Thibault Sauron; Carole Lazarus; Camille Kurtz; Florence Cloppet; Isabelle Thomassin Naggara; EURAD Study Group; Laure Fournier

doi:10.1186/s13244-025-02087-2

Transforming a clinical study database into a structured database adapted to artificial intelligence applications

Insights Imaging. 2026 Feb 16;17(1):43. doi: 10.1186/s13244-025-02087-2.

Authors

Thibault Sauron¹, Carole Lazarus², Camille Kurtz¹, Florence Cloppet¹, Isabelle Thomassin Naggara³; EURAD Study Group; Laure Fournier⁴

Collaborators

EURAD Study Group:
Edouard Poncelet, Aurelie Jalaguier-Coudray, Ingrid Millet, Valerie Juhan, Corinne Balleyguier, Caroline Malhaire, Nicolas Perrot, Marc Bazot, Patrice Taourel, Emile Darai

Affiliations

¹ LIPADE, Université Paris Cité, Paris, France.
² Philips Research France, Paris, France.
³ Sorbonne Université, AP-HP, Department of Diagnostic and Interventional Imaging, Hôpital Tenon, Paris, France.
⁴ Université Paris Cité, AP-HP, Department of Radiology, Hôpital Européen Georges Pompidou, PARCC UMRS 970, INSERM, Paris, France. Laure.fournier@aphp.fr.

Abstract

Objective: Medical imaging databases suitable for training machine learning/computer vision algorithms are scarce, limiting the potential for development and generalisation of clinical tools. Clinical trial databases are a source of data, known for their high-quality data and reliable annotations. However, they are not tailored to the needs of machine learning or deep learning models. Our objective was to develop a methodology and tools that enable the curation of these databases specifically for the training or testing of artificial intelligence tools.
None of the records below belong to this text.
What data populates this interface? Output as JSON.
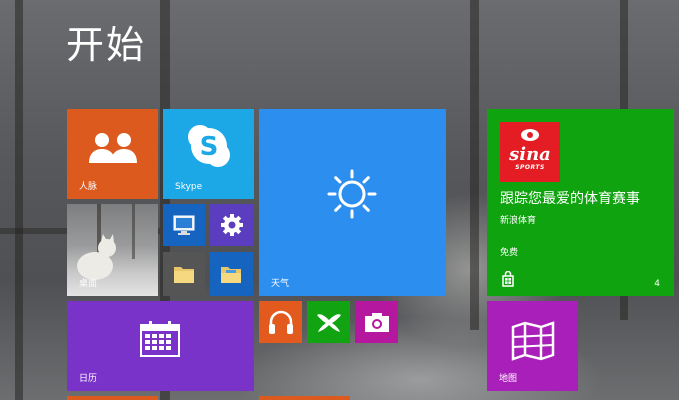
{
  "screen": {
    "title": "开始"
  },
  "tiles": {
    "people": {
      "label": "人脉",
      "color": "#dc5a1e",
      "icon": "people-icon"
    },
    "skype": {
      "label": "Skype",
      "color": "#1ca7e6",
      "icon": "skype-icon"
    },
    "weather": {
      "label": "天气",
      "color": "#2c8fef",
      "icon": "sun-icon"
    },
    "desktop": {
      "label": "桌面",
      "icon": "desktop-wallpaper-thumbnail"
    },
    "small_tiles": [
      {
        "icon": "computer-icon",
        "color": "#1565c0"
      },
      {
        "icon": "gear-icon",
        "color": "#5a3ebf"
      },
      {
        "icon": "folder-icon",
        "color": "#555555"
      },
      {
        "icon": "file-explorer-icon",
        "color": "#1565c0"
      }
    ],
    "sina": {
      "logo_text": "sina",
      "logo_subtext": "SPORTS",
      "headline": "跟踪您最爱的体育赛事",
      "source": "新浪体育",
      "price": "免费",
      "rating": "4",
      "color": "#0fa40f",
      "icon": "store-icon"
    },
    "calendar": {
      "label": "日历",
      "color": "#7a33c9",
      "icon": "calendar-icon"
    },
    "music": {
      "color": "#e25a1d",
      "icon": "headphones-icon"
    },
    "xbox": {
      "color": "#11a311",
      "icon": "xbox-icon"
    },
    "camera": {
      "color": "#b5179e",
      "icon": "camera-icon"
    },
    "maps": {
      "label": "地图",
      "color": "#a81fb9",
      "icon": "map-icon"
    }
  }
}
Materials and methods: MRIs from the French centres of the EURAD clinical trial (MRI of women with pelvic adnexal lesions) were used to constitute the database. We developed the steps required to curate a clinical trial database: definition of inclusion and exclusion criteria, removal of unnecessary data according to the principle of parsimony, quality control, and harmonisation.
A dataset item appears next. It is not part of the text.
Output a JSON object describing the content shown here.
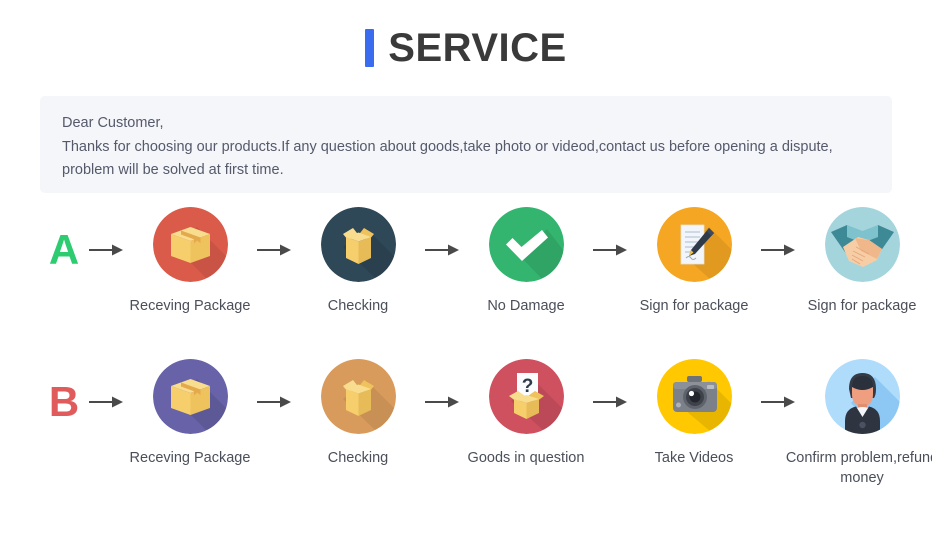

Results: A total of 713 patients were included in our study. The directory structure was simplified, and the number of files and folders decreased by 44% and 95% respectively. Only 62 DICOM fields were considered necessary for artificial intelligence (AI) model applications. Quality control was implemented in repeated cycles of automatic checks, followed by a final manual random inspection. Finally, sequence names were harmonised for easy identification when developing models.

Conclusion: Using a clinical trial database, we propose a methodology to build a database suitable to train or test AI algorithms. This study underlines the need for a more global and systematic framework for the secondary use of health data to develop AI imaging tools for patient care.

Critical relevance statement: We propose and detail a framework and tools to curate a clinical trial database to allow secondary use of the high-quality annotated data generated in clinical trials for the training and testing of artificial intelligence models.

Key points: Clinical trial imaging databases are not adapted for AI model development. A curation process of MRI databases was developed for machine learning applications. We share the open-source tools and methodology developed in this study.

Keywords: Artificial intelligence; Clinical trial; Data curation; MRI; Medical computer vision.